New plastic, on the other hand, is cheap and easy to produce. The result is that plastic trash has few markets — a reality the public has not wanted to hear.

My town limits what plastics it does take in, that being the #1, #2, #5, and #7 plastics, and on top of that they can’t take any of those plastics if they are black in color as apparently the laser scanners used to determine the plastic type doesn’t work on black/dark brown plastics. Seeing the physical amount of plastic at our recycling center is mind boggling. About the only other recyclable material I see with that kind of volume is cardboard.

There is one plastic our town takes in that has a high recycling percentage, that being #6, also known as polystyrene or Styrofoam. Our town processes it on-site, reducing it from the solid foam we know to ‘ingots’ that are as hard as rock. The processing heats up the polystyrene and removes all of the air. The ingots are stacked on pallets and picked up once there are enough for a full truckload. Our town actually makes money from this operation. Our town also takes in polystyrene from a number of other towns in the state as it is the only one recycling polystyrene. So we make money from other towns’ Styrofoam as well.

Do we make anything from the other plastics collected at our recycling center? Yes, but not a lot. At least we haven’t had to pay to have the plastic hauled away. At least not yet. But that could change.

If the percentage of plastics actually being recycled keeps shrinking, then where does all that plastic actually go? Around here it likely ends up at our local trash-to-energy incinerator, burned to generate electricity.

What percentage of the #1, #2, #5, and #7 plastics our town collects are actually recycled? At the moment I have no idea. I have a feeling the answer to that will not be easy to determine, but if it is anything like that mentioned in the NPR piece then it’s less than 10%. The rest is incinerated to make electricity. That also means it is more expensive for that plastic to be collected rather than to be put into the regular trash and then burned like the rest of our trash in the trash-to-energy plant.

What about the rest of the recyclables like paper, cardboard, aluminum cans, and glass? Our town does pretty well with those materials, with one of them, glass, being recycled locally. This came about because the last glass recycling facility in the Northeast closed its doors years ago and glass became nothing more than trash. However, our town still collects it and crushes/grinds it to create gravel-like pieces of glass to be used as fill and aggregate for construction and road maintenance, saving the town a lot of money in gravel costs.

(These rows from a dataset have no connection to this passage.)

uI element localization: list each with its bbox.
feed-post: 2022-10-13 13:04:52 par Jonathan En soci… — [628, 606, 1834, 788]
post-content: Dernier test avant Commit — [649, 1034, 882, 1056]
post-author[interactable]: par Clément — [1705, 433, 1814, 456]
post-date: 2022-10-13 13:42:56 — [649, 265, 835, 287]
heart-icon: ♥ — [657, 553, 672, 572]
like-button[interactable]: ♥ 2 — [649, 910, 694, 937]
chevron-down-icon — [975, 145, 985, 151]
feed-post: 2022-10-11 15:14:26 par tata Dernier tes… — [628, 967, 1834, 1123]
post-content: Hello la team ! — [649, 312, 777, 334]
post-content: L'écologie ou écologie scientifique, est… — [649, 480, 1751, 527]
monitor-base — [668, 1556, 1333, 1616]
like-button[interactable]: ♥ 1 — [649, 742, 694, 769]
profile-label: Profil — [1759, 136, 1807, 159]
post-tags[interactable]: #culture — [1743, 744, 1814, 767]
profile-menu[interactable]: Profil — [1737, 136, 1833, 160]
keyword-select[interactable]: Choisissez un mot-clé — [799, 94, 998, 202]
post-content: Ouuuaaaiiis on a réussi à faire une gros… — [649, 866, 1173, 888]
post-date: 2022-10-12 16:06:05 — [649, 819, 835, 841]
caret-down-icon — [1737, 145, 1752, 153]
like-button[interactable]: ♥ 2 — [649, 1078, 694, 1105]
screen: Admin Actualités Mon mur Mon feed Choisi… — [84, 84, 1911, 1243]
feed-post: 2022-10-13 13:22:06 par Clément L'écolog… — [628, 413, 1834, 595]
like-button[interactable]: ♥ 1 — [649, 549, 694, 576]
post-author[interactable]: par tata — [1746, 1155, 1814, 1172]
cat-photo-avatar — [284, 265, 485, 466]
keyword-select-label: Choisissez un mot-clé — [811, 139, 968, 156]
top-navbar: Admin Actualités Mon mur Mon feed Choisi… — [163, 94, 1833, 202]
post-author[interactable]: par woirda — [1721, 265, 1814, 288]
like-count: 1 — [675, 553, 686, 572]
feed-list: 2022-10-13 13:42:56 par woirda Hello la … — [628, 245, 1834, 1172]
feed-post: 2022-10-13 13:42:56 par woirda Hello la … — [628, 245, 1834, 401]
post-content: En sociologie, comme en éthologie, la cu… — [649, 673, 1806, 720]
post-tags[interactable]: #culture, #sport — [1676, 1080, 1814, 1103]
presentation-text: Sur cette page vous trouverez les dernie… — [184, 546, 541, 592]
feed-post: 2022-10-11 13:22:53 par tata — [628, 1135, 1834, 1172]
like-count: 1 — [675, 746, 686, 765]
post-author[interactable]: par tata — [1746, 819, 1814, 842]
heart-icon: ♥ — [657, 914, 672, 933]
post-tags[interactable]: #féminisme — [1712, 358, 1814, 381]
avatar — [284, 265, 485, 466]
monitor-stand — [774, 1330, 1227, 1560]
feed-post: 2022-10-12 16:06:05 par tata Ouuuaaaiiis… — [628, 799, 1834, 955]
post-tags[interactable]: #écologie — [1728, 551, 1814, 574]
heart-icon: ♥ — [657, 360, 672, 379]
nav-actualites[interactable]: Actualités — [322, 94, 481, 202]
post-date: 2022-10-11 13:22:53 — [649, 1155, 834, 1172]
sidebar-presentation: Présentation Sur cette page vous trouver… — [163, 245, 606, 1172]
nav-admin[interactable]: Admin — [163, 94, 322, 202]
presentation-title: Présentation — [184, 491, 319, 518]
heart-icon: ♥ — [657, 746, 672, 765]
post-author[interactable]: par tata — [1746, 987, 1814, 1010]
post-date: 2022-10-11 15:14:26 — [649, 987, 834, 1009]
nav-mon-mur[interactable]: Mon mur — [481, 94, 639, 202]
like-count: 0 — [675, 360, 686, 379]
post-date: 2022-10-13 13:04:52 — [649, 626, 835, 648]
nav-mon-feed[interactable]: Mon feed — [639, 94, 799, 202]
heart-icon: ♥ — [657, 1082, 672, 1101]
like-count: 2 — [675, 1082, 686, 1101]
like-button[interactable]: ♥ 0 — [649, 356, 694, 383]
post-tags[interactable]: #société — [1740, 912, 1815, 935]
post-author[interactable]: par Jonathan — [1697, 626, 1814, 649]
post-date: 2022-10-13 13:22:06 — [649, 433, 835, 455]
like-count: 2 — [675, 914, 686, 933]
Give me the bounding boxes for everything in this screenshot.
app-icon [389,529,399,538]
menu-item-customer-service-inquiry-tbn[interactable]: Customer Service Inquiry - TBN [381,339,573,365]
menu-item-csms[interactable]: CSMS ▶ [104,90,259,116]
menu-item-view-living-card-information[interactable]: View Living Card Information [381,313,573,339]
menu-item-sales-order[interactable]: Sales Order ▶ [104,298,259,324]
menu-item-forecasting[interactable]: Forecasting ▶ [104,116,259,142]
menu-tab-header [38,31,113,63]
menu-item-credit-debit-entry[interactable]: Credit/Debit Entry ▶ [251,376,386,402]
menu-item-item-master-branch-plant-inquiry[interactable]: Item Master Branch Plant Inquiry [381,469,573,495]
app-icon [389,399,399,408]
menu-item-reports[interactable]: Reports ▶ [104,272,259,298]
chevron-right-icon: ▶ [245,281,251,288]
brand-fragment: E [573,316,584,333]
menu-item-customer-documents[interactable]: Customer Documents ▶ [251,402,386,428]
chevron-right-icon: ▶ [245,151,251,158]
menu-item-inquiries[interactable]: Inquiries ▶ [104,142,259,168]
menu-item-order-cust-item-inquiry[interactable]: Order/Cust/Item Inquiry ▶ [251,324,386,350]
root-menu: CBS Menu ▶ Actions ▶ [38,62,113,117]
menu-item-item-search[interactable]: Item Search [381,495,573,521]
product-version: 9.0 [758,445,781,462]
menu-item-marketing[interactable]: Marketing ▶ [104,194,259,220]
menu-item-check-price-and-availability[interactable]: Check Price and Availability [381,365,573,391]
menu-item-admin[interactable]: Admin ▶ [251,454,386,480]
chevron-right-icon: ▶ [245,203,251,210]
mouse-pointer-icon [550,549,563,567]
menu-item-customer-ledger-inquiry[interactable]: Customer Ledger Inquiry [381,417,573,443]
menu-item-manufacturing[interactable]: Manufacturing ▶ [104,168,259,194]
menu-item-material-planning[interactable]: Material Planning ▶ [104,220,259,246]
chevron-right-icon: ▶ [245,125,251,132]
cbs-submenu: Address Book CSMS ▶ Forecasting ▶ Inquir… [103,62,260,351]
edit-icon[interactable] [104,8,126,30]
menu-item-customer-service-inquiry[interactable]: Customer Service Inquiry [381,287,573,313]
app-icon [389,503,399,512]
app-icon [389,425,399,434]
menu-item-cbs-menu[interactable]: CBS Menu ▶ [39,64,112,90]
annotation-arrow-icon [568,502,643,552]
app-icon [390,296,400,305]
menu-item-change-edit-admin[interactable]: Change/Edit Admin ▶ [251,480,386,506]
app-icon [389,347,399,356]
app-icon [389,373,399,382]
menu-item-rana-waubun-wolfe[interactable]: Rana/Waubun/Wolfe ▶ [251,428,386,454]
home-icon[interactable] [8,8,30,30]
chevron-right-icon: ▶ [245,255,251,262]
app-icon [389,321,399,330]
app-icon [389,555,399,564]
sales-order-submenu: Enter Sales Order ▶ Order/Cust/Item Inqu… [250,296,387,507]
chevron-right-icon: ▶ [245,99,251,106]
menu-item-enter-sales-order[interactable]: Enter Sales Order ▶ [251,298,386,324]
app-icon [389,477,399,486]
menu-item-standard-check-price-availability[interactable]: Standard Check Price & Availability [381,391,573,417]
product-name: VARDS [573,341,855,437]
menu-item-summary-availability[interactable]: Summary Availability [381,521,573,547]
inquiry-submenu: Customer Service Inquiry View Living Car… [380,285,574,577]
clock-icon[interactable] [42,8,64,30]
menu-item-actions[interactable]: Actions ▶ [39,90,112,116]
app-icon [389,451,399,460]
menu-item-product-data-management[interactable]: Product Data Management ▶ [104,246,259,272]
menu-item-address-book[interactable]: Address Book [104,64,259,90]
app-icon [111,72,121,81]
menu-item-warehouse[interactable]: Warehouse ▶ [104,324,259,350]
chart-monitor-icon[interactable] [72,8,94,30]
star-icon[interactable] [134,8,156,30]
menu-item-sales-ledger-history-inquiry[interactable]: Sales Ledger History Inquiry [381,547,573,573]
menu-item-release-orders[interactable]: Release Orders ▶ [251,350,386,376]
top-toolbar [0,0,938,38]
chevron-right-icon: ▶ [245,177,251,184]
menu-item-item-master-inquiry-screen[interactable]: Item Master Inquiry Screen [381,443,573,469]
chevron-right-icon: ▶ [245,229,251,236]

It is well past time for all of us to take another look at our preconceptions about recycling, and specifically plastic, to determine if it is worth the time, effort, or money to recycle plastic. If the numbers in the NPR piece are correct then it is a money losing proposition and does not help the environment as has been claimed. It might be time to admit recycling plastics doesn’t work and stop wasting time and money pretending that it does.